После этого сопоставления нет нужды прибегать еще к анализу стиля описания самого восхождения на Крестовую гору у Лермонтова. Тут противопоставление пушкинскому изображению еще ощутительнее.

Связь лермонтовского стиля путевых записок со стилем пушкинского «Путешествия в Арзрум» этим не исчерпывается. Так же как и Пушкин в «Путешествии в Арзрум», Лермонтов в повествовательном стиле «Бэлы» толкует названия, разрушая ложно-романтическую этимологию их, и дает точные исторические справки.
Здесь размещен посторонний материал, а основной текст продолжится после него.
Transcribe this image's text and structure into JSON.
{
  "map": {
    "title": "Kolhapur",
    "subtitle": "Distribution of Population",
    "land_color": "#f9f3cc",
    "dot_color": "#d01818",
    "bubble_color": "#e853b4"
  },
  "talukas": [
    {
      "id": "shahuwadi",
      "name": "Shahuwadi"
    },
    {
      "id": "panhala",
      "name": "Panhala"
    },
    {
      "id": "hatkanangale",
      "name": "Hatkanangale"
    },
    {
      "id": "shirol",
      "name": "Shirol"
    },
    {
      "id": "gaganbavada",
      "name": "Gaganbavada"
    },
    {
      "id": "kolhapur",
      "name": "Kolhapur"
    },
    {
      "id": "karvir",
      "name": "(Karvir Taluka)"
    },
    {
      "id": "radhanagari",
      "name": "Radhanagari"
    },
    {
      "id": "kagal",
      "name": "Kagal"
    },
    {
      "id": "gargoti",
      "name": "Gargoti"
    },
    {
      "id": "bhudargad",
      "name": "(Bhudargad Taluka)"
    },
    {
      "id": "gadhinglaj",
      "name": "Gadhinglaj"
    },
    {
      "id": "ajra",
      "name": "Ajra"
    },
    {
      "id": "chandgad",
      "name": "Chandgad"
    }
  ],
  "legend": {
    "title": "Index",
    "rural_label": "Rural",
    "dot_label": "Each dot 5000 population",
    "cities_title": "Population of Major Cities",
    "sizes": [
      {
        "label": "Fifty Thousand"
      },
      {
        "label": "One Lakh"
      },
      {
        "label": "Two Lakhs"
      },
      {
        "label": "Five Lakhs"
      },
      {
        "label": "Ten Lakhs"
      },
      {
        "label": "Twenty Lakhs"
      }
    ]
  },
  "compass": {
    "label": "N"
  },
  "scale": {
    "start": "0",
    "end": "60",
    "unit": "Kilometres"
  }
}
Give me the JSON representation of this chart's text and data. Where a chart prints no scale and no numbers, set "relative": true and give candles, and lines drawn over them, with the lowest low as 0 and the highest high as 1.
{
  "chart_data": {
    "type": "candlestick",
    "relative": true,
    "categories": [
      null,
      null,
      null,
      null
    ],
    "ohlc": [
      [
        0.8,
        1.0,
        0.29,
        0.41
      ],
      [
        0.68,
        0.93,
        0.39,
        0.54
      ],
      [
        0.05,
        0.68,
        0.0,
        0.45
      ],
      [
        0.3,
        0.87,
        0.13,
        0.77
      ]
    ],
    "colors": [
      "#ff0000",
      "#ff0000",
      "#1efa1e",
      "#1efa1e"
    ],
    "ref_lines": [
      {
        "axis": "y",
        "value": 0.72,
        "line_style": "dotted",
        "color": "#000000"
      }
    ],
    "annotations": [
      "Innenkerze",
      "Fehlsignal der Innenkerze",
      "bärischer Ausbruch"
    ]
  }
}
Напр., у Лермонтова: «...название Чертовой-Долины происходит от слова „черта“, а не „чорт“, ибо здесь когда-то была граница Грузии».

Ср. у Пушкина в «Путешествии в Арзрум»: «Против Дариала на крутой скале видны развалины крепости. Предание гласит, что в ней скрывалась какая-то царица Дария, давшая имя свое ущелию: сказка. Дариал на древнем персидском языке значит ворота».

Но лермонтовский повествовательный стиль сложнее пушкинского. Он тяготеет к сказовому многообразию интонаций. Он не только лиричнее, но и разговорнее, чем пушкинский. В нем больше «болтовни» и больше описаний, больше авторских признаний.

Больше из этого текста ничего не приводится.